Posted at 26 July 2025 | 2 min read

DataFrame is a table pd.DataFrame({'Yes': [50, 21], 'No': [131, 2]})
Series is a single column of a DataFrame, it forms a list pd.Series([1, 2, 3, 4, 5])
Meaning of this (129971, 14) when running command df.shape is “a DataFrame has 130,000 records split across 14 different columns, which almost 2 million entries”
iloc -> index-based selection,
- to call starts from [row, column]
- reviews.iloc[:, 0] to retrieve all rows of the first column
- reviews.iloc[:3, 0] to retrieve rows from first(0) to third(2), fourth (3) not counted
- reviews.iloc[1:3, 0] to retrieve rows from 2nd(1) and 3rd(2)
- reviews.iloc[-5:] to retrieve the last 5 rows
loc -> label-based selection
- reviews.loc[0, 'country'] to retrieve the first row of country column
- by the course, it considered simpler using iloc compared to loc, because it uses index position instead.

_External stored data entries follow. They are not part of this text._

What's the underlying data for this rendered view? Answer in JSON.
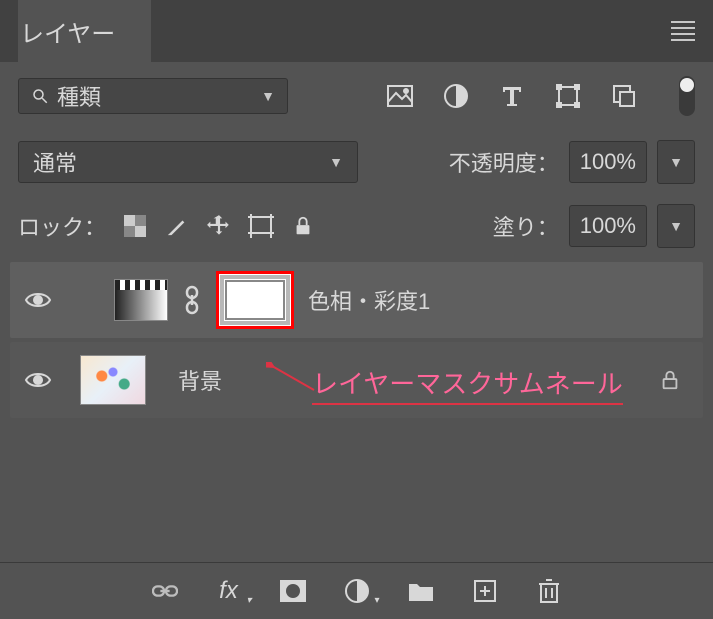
{
  "panel": {
    "title": "レイヤー"
  },
  "filter": {
    "selected": "種類",
    "icons": [
      "image",
      "adjustment",
      "type",
      "shape",
      "smartobject"
    ]
  },
  "blend": {
    "mode": "通常",
    "opacity_label": "不透明度：",
    "opacity_value": "100%"
  },
  "lock": {
    "label": "ロック：",
    "fill_label": "塗り：",
    "fill_value": "100%"
  },
  "layers": [
    {
      "name": "色相・彩度1",
      "type": "adjustment",
      "selected": true,
      "visible": true
    },
    {
      "name": "背景",
      "type": "background",
      "locked": true,
      "visible": true
    }
  ],
  "annotation": {
    "text": "レイヤーマスクサムネール"
  },
  "bottom_icons": [
    "link",
    "fx",
    "mask",
    "adjustment",
    "group",
    "new",
    "delete"
  ]
}
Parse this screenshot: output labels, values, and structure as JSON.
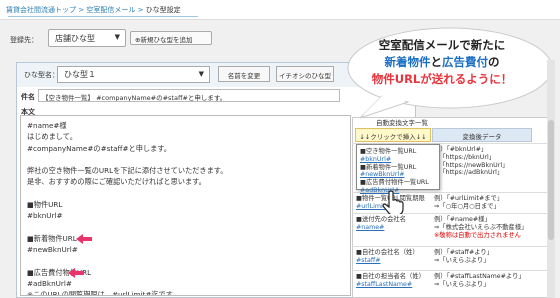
{
  "breadcrumb": {
    "items": [
      "賃貸会社間流通トップ",
      "空室配信メール",
      "ひな型設定"
    ],
    "separator": ">"
  },
  "registrar": {
    "label": "登録先：",
    "selected": "店舗ひな型",
    "new_button": "新規ひな型を追加"
  },
  "template": {
    "label": "ひな型名：",
    "selected": "ひな型１",
    "rename_button": "名前を変更",
    "illust_button": "イチオシのひな型"
  },
  "subject": {
    "label": "件名",
    "value": "【空き物件一覧】 #companyName#の#staff#と申します。"
  },
  "body": {
    "label": "本文",
    "lines": [
      "#name#様",
      "はじめまして。",
      "#companyName#の#staff#と申します。",
      "",
      "弊社の空き物件一覧のURLを下記に添付させていただきます。",
      "是非、おすすめの際にご確認いただければと思います。",
      "",
      "■物件URL",
      "#bknUrl#",
      "",
      "■新着物件URL",
      "#newBknUrl#",
      "",
      "■広告費付物件URL",
      "#adBknUrl#",
      "※このURLの閲覧期限は、#urlLimit#迄です。"
    ]
  },
  "sidebar_table": {
    "header_top": "自動変換文字一覧",
    "click_label": "↓↓クリックで挿入↓↓",
    "col2_header": "変換後データ",
    "popup_lines": [
      "■空き物件一覧URL",
      "#bknUrl#",
      "■新着物件一覧URL",
      "#newBknUrl#",
      "■広告費付物件一覧URL",
      "#adBknUrl#"
    ],
    "rows": [
      {
        "left": "■空き物件一覧URL\n#bknUrl#",
        "right": "例）「#bknUrl#」\n⇒「https://bknUrl」\n⇒「https://newBknUrl」\n⇒「https://adBknUrl」"
      },
      {
        "left": "■物件一覧URL閲覧期限\n#urlLimit#",
        "right": "例）「#urlLimit#まで」\n⇒「○年○月○日まで」"
      },
      {
        "left": "■送付先の会社名\n#name#",
        "right": "例）「#name#様」\n⇒「株式会社いえらぶ不動産様」\n※敬称は自動で出力されません"
      },
      {
        "left": "■自社の会社名（姓）\n#staff#",
        "right": "例）「#staff#より」\n⇒「いえらぶより」"
      },
      {
        "left": "■自社の担当者名（姓）\n#staffLastName#",
        "right": "例）「#staffLastName#より」\n⇒「いえらぶより」"
      }
    ]
  },
  "callout": {
    "line1": "空室配信メールで新たに",
    "line2_a": "新着物件",
    "line2_b": "と",
    "line2_c": "広告費付",
    "line2_d": "の",
    "line3": "物件URLが送れるように！",
    "color_accent": "#e8343c",
    "color_blue": "#1a6fc4"
  }
}
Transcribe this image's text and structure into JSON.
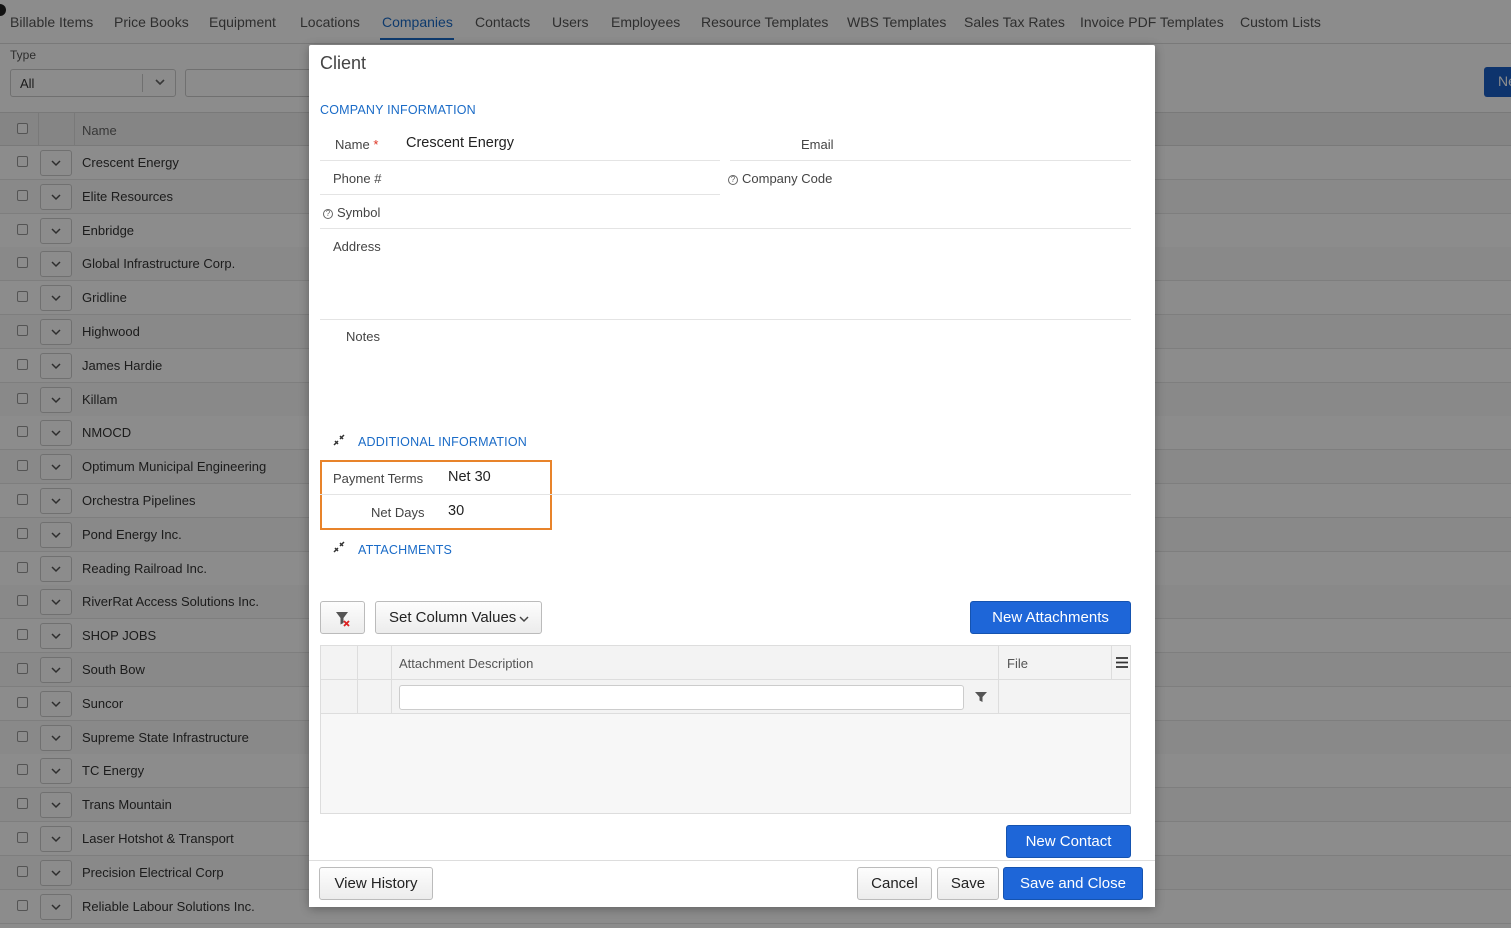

But loc provide easier ways to do things since it uses column name.
- reviews.loc[reviews.country == 'Italy'] -> use loc for conditional selection
- reviews.loc[(reviews.country == 'Italy') & (reviews.points >= 90)] for more than 1 condition, use the ampresand (&) symbol, just like SQL but it’s only 1.
- for or we can change it to single pipe (|) symbol
- reviews.loc[reviews.country.isin(['Italy', 'France'])] to select country rows that states only Italy and France values.
From course:
- iloc uses the Python stdlib indexing scheme, where the first element of the range is included and the last one excluded. So 0:10 will select entries 0,...,9.
- loc, meanwhile, indexes inclusively. So 0:10 will select entries 0,...,10.
Assigning data:
- constant data: reviews['critic'] = 'everyone'
- continuous data: reviews['index_backwards'] = range(len(reviews), 0, -1)
Map function -> it uses a single value from the Series and return a transformed version of that value, for example reviews.points.map(lambda p: p - 10) it means the points column value will be reinterpreted as p subtracted with 10 for the whole rows.
Apply function -> similarly with map by function, what makes it differs is apply uses calling a custom method/function for each row and transform the whole DataFrame, for example reviews.points.apply(some_method_name, axis='columns')
To note, those 2 doesn’t change the original dataset.